Jacob Puliyel, a pediatrician at St Stephens Hospital in Delhi and co-workers say their study has shown that the frequency of pulse polio administration is directly or indirectly related to the incidence of non-polio acute flaccid paralysis (NPAFP). Puliyel’s team included Dr Rachana Dhiman and Dr Sandeep Prakash at St. Stephens Hospital and Dr V. Sreenivas of the All India Institute of Medical Sciences’ (AIIMS), Delhi.
To monitor progress in polio eradication, the WHO recommends that countries conduct surveillance for cases o acute flaccid paralysis (AFP) which is defined as a sudden onset of paralysis or weakness in any part of the body of a child less than15 years of age.
The surveillance allows nations to detect paralytic poliomyelitis due to wild poliovirus transmission in the population. There are many causes of AFP, so each case needs to be evaluated to find out if the paralysis is due to polio or not. This investigation includes testing stool specimens of all AFP cases for polio virus detection.
More than 50,000 AFP cases are investigated in India every year as part of this surveillance system that has been in place since 1997.
In 2009, 741 of these AFP cases in India tested positive for polio.
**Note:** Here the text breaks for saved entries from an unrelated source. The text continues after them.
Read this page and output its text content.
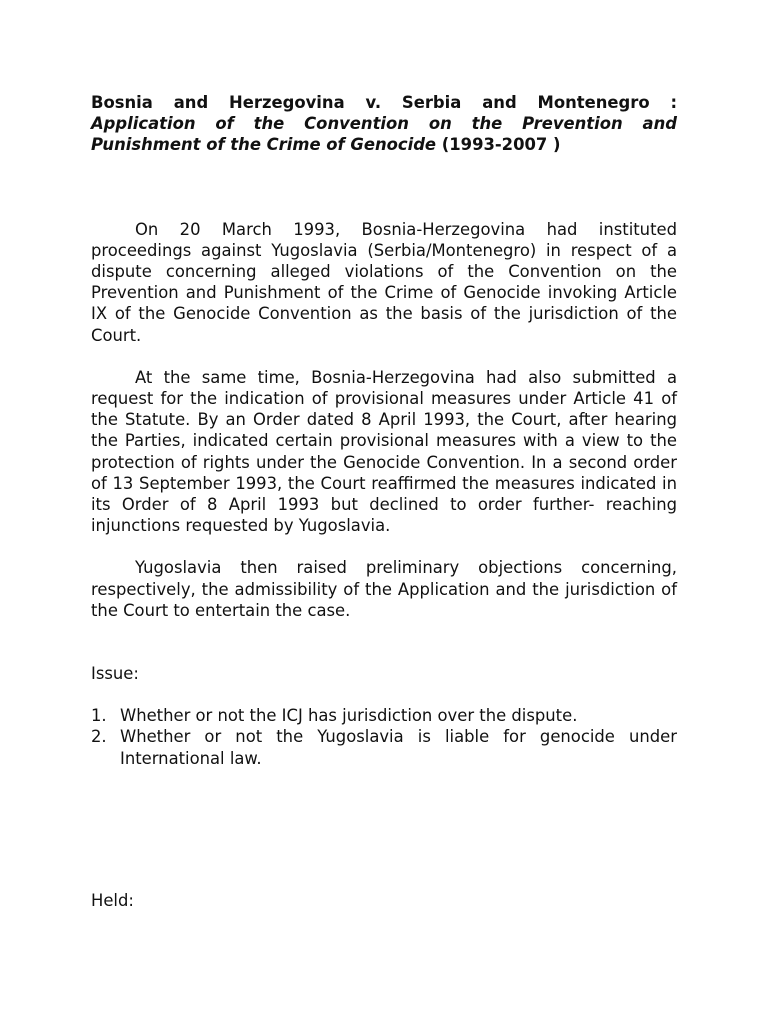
Bosnia and Herzegovina v. Serbia and Montenegro : Application of the Convention on the Prevention and Punishment of the Crime of Genocide (1993-2007 )

On 20 March 1993, Bosnia-Herzegovina had instituted proceedings against Yugoslavia (Serbia/Montenegro) in respect of a dispute concerning alleged violations of the Convention on the Prevention and Punishment of the Crime of Genocide invoking Article IX of the Genocide Convention as the basis of the jurisdiction of the Court.

At the same time, Bosnia-Herzegovina had also submitted a request for the indication of provisional measures under Article 41 of the Statute. By an Order dated 8 April 1993, the Court, after hearing the Parties, indicated certain provisional measures with a view to the protection of rights under the Genocide Convention. In a second order of 13 September 1993, the Court reaffirmed the measures indicated in its Order of 8 April 1993 but declined to order further- reaching injunctions requested by Yugoslavia.

Yugoslavia then raised preliminary objections concerning, respectively, the admissibility of the Application and the jurisdiction of the Court to entertain the case.

Issue:

1. Whether or not the ICJ has jurisdiction over the dispute.
2. Whether or not the Yugoslavia is liable for genocide under International law.

Held:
In 2010 only 42 cases tested positive while in 2011 only a single AFP case tested positive for polio. Not a single AFP case tested positive for polio in 2012, 2013 and 2014. All AFP cases during the last three years have been due to non-polio causes.
The last case of polio from India was reported in 2011 but India even after it was certified polio-free maintains its surveillance system in order to pick up any imported cases of polio.
In the absence of wild polio transmission, it was expected that the AFP cases in India would reduce to acceptable rate of around 2 per 100,000. “Although surveillance in India has been exemplary, this has not yet materialized,” the report says. The AFP rate in some states is as high as 30 per 100,000.
The present study – using surveillance data obtained from all 36 states and Union Territories– was done to see if the incidence of NPAFP declined with reduction in pulse polio immunization rounds.
The results however showed that the number of pulse polio rounds conducted in a state had a “high correlation” with the NPAFP rate in the state.
The NPAFP rates in the states of Uttar Pradesh and Bihar were the highest in the country. “Our study found that NPAFP rate in these states was high in those years when the number of pulse polio rounds conducted was high,” the authors say.
For instance, in 2011, there were an additional 47,500 children with paralysis which was over and above the assumed NPAFP rate of 2 per 100,000 and the NPAFP rate started to decrease from 2012 when the number of pulse polio rounds had decreased.
“From the results, the NPAFP rate has been shown to decline with a reduction in the pulse polio doses suggesting that OPV vaccinations are responsible for the paralysis,” the authors say.
“A total of 640,000 children developed NPAFP in the years 2000–2017, suggesting that there were an additional 491,000 paralyzed children above the numbers expected to develop NPAFP,” the authors say.
According to their report “repeated doses of the live vaccine virus delivered to the intestine may colonize the gut and alter the viral microbiome of the intestine.”
Also studies from Finland and Turkey suggest that Guillain Barre Syndrome (GBS) is causatively associated with OPV vaccination campaigns.
“While the mechanism involved is speculative, our findings supports the hypothesis that the frequency of pulse polio administration is directly or indirectly related to the incidence of NPAFP,” the report says. “Now that India has been polio-free for over six years, we may be able to reduce NPAFP by further reducing pulse polio rounds.”
While commending the government for its enormous effort at polio eradication, the authors hope their observation “will help at optimizing the dose schedule of OPV administration” to prevent paralysis in vaccinated children.